Исходная точка Николая Ростова — любовь к отечеству, чистейший религиозный восторг этой любви — восторг народного единения. Но Наполеон давал или хотел дать людям нечто неизмеримо большее: он хотел утолить «последнее мучение людей», дать им восторг уже не народного, а всемирного единения. Вытекающей отсюда силы религиозного чувства современные люди, кажется, и представить себе не могут. Тут уж, действительно, — «одна из двух величайших идей, какие когда-либо существовали на земле». И уж, конечно, в случае упадка, вырождения этой идеи, предстояло бы нечто более страшное, чем «аракчеевщина», нечто, пожалуй, и в самом деле похожее на «царство Зверя». Должно ли удивляться тому, что носитель такой идеи не только своим Николаям Ростовым, солдатам, которые жертвовали за него жизнью, и на жизнь которых он «плевал» — хуже, чем плевал, — но и столь беспощадно-скептическим, неисцелимо-насмешливым людям, как Байрон, Лермонтов, Ницше, — иногда казался «не человеком», а «солнцем», последним воплощением бога Солнца, «дельфийского демона»? «Я создавал религию». Л. Толстой в «Войне и мире» и бороться не начинал с этою религией. Перед нею, судя по беззащитности его сознания перед религией даже только народного Кесаря, он окончательно безоружен.

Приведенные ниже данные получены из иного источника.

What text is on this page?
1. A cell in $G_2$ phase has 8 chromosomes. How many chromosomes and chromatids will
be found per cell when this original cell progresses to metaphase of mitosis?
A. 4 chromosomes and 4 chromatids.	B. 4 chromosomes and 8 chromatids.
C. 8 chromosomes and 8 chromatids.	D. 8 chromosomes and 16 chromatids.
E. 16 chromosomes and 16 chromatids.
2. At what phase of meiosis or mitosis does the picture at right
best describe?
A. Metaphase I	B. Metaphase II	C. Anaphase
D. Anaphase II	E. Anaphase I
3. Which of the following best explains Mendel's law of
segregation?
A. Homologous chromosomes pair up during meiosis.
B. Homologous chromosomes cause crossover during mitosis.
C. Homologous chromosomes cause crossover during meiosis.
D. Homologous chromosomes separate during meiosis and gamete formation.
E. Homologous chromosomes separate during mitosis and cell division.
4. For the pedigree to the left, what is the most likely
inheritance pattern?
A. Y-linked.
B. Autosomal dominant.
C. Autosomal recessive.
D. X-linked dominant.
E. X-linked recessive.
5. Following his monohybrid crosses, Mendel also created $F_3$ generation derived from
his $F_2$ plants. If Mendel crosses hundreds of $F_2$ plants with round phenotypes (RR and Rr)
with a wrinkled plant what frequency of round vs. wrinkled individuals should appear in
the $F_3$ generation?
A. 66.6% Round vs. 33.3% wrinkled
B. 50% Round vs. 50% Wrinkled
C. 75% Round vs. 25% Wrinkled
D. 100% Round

Таковы два пути: один внешний — от человечества к герою: «В огонь и в воду, на преступление и на геройство — только бы умереть, умереть за него»; другой внутренний — от героя к человечеству: «Я не виноват, что этого хочу, одного этого, — я тотчас же отдам их всех за минуту славы, торжества над людьми», — таковы два пути, которые открывались Л. Толстому, и, следуя по которым до конца, если не как мыслитель, то как художник, неминуемо пришел бы он к пониманию трагического величия в образе Наполеона.
Почему же не пошел Л. Толстой ни по одному из этих путей? Потому ли, что не мог, или потому, что не хотел? Кажется, последнее вернее; кажется, он знал, что делает, знал, или, по крайней мере, предчувствовал, на кого подымает руку, на какой венец: «Dio mi la dona, guai a qui la tocca». Что же заставило его нарисовать эту карикатуру, не смешную и даже не злую, а только позорную — надо же, наконец, когда-нибудь прямо сказать — позорную уж, конечно, не для Наполеона?
По отношению Л. Толстого к самому Наполеону судить об этом трудно, так как, несмотря на всю свою внешнюю грубость, отношение это все-таки слишком неоткровенное; слишком избегает судья взора подсудимого, не смотрит ему в глаза, не становится ни разу к противнику —
Побеждает и уничтожает не живого Наполеона, а только живое тело, мертвую душу, мертвую куклу — покорно пляшущую на ниточках, условно комическую марионетку, Петрушку того театра, в котором во все вмешивается и всем управляет Бог случая, «Бог из машины» — «Невидимая Рука».
О действительных причинах несправедливости Л. Толстого к Наполеону всего легче судить по отношению художника к другим действующим лицам романа, истинным героям, которые противопоставляются герою мнимому, «антигерою» Наполеону, в особенности по отношению к двум из них — к Платону Каратаеву и Кутузову.